Durango City Councilor Jessika Buell urged swift action Tuesday to form an immigration task force after federal agents arrested a Colombian family seeking asylum and deployed pepper spray and less-lethal munitions on protesters.
Councilors unanimously approved the task force, which will explore legal, actionable ways the city can support Durango’s immigrant community amid increased immigration enforcement.
“Passing this resolution tonight to create an immigration task force is not just a bureaucratic step – it is the most urgent and important action we can take right now to begin healing and create tangible, local protections,” Buell said.
She said the events that transpired last week were traumatizing, leaving residents feeling “angry, unsafe and helpless” and she wished City Council had created a task force “a long time ago.”
U.S. Customs and Immigration Enforcement arrested Fernando Jaramillo Solano and his two children – Kewin Daniel Patiño Bustamante, 15, and Jana Michel Jaramillo Patiño, 12 – on their way to school the morning of Oct. 27.
When word spread, residents gathered outside an ICE field office in Bodo Industrial Park. Protesters formed a human chain, locked entrance gates for vehicles and vowed to block agents from leaving with the children.
Colorado State Patrol troopers and ICE agents, joined by U.S. Department of Homeland Security agents, arrived midday Tuesday. The federal agents used pepper spray and rubber bullets to clear protesters. Some agents dragged protesters away from the entrance gate so ICE vehicles could leave with the family, who were then taken to a Texas detention facility, according to advocates in contact with the family.
Buell first proposed forming a task force at a Sept. 16 meeting based on recommendations from groups working with immigrant families.
Recommendations for the task force include having representatives from organizations such as Compañeros: Four Corners Immigrant Resource Center and the Colorado Immigrant Rights Coalition, and relying on a skilled facilitator to guide complex conversations.
Buell supported those ideas. She said the task force must be built on mutual respect and include participation from community leaders, the city and the Durango Police Department.
The city’s Community and Cultural Relations Commission, appointed by City Council, has been charged with forming the task force and designing its processes.
Councilor Kip Koso said he welcomes a representative from Compañeros on the immigration task force – but not its executive director, Enrique Orozco-Perez.
He said Orozco-Perez “relentlessly uses derogatory terms for our police officers, repeatedly cusses out city councilors trying to talk with him and belittles anyone opposed to his specific viewpoint,” adding he “does not have the self-control made up of a deliberative body made up of citizens looking to solve an issue.”
Koso said Orozco-Perez sowed division when the community needed a unified response to ICE’s tactics. The task force, he added, should include members committed to consensus-building.
At a special meeting last week, Police Chief Brice Current debriefed councilors on the department’s response to the protests and ICE’s reaction. After the meeting, residents – including Orozco-Perez – criticized DPD and accused officers of complicity.

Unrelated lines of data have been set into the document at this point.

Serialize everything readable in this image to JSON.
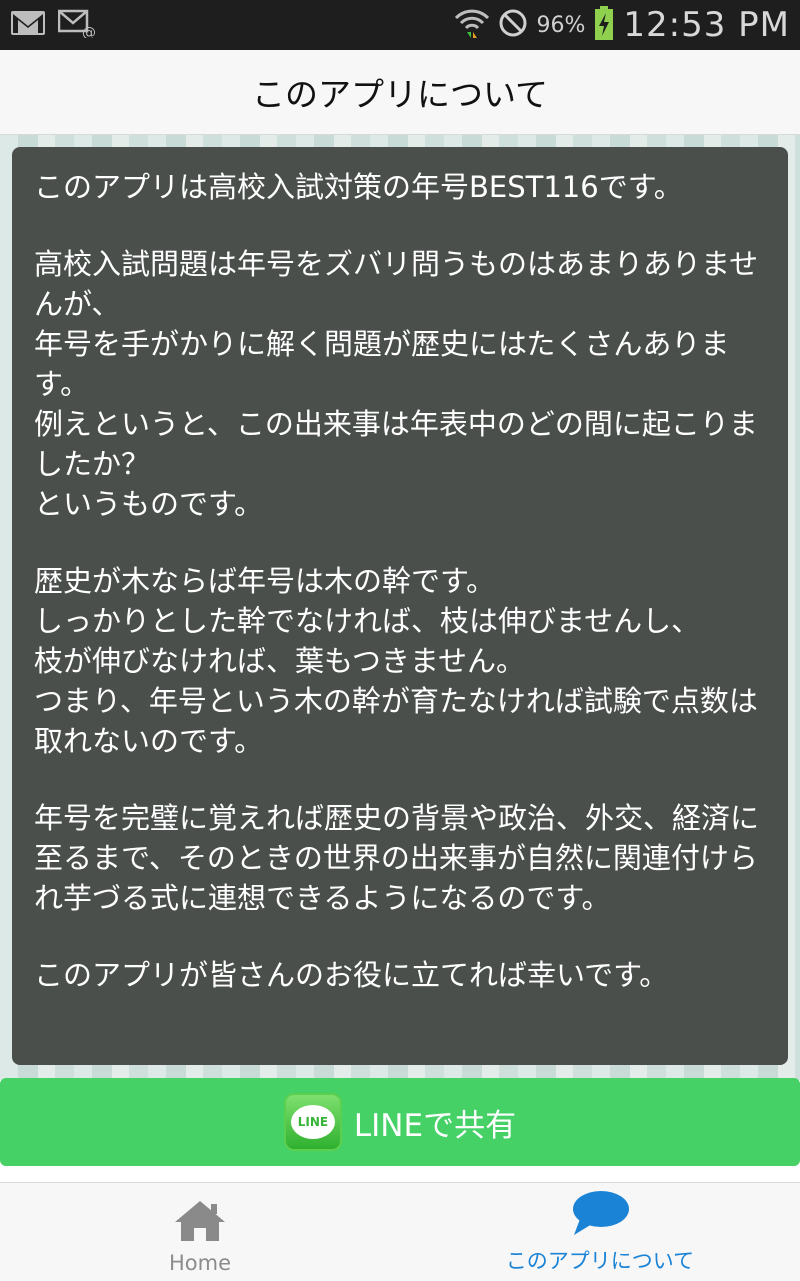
{
  "status_bar": {
    "battery_percent": "96%",
    "time": "12:53 PM",
    "icons": [
      "gmail-icon",
      "email-icon",
      "wifi-icon",
      "no-disturb-icon",
      "battery-charging-icon"
    ]
  },
  "header": {
    "title": "このアプリについて"
  },
  "content": {
    "paragraphs": [
      "このアプリは高校入試対策の年号BEST116です。",
      "高校入試問題は年号をズバリ問うものはあまりありませんが、\n年号を手がかりに解く問題が歴史にはたくさんあります。\n例えというと、この出来事は年表中のどの間に起こりましたか？\nというものです。",
      "歴史が木ならば年号は木の幹です。\nしっかりとした幹でなければ、枝は伸びませんし、\n枝が伸びなければ、葉もつきません。\nつまり、年号という木の幹が育たなければ試験で点数は取れないのです。",
      "年号を完璧に覚えれば歴史の背景や政治、外交、経済に至るまで、そのときの世界の出来事が自然に関連付けられ芋づる式に連想できるようになるのです。",
      "このアプリが皆さんのお役に立てれば幸いです。"
    ]
  },
  "share": {
    "logo_text": "LINE",
    "label": "LINEで共有"
  },
  "bottom_nav": {
    "items": [
      {
        "label": "Home",
        "icon": "home-icon",
        "active": false
      },
      {
        "label": "このアプリについて",
        "icon": "speech-bubble-icon",
        "active": true
      }
    ]
  },
  "colors": {
    "share_green": "#45d166",
    "panel": "#4a4f4c",
    "active_tab": "#1a83d6"
  }
}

A gathering after the meeting in front of City Hall culminated with residents chanting “serve and protect” at officers.
Orozco-Perez told The Durango Herald that Koso approached him and raised his voice.
“It was the crowd expressing their pain and outrage to the police. I was not yelling at him,” he said.
He said last week’s detention of the children is part of a long history in the U.S. “where Black, Indigenous and immigrant children of color are treated as less worthy of safety, innocence or protection.”
“And when our communities respond in grief or anger, we are told emotions are the problem, rather than the harm that caused them,” he said.
He said the movement is not about him, and the voices behind it will not be silenced.
Residents made three common requests to City Council during public comments Tuesday:
- That City Council include members of Compañeros and the Colorado Immigrant Rights Coalition on the task force, calling their involvement essential.
- That the city waive parking tickets and similar citations issued to protesters last week outside the ICE field office.
- That the city conduct its own investigation into ICE and HSI actions from Oct. 27 through Oct. 29.
Last week, Current asked the Colorado Bureau of Investigation and FBI to investigate an ICE agent who appears in videos to drag a protester and throw her down a grassy hill early Oct. 28.
CBI has agreed to investigate and will turn over its findings to the 6th Judicial District Attorney’s Office.
Local attorney Hillary Bernhardt urged the city to require DPD to release all footage of its interactions with state troopers and federal agents, and to review zoning compliance at the ICE field office.
Chris Cottrell and other residents commended City Council for listening to residents’ concerns, but suggested councilors show more patience with residents expressing their anger and pain.
They said all involved need to work together and direct their frustrations on finding solutions.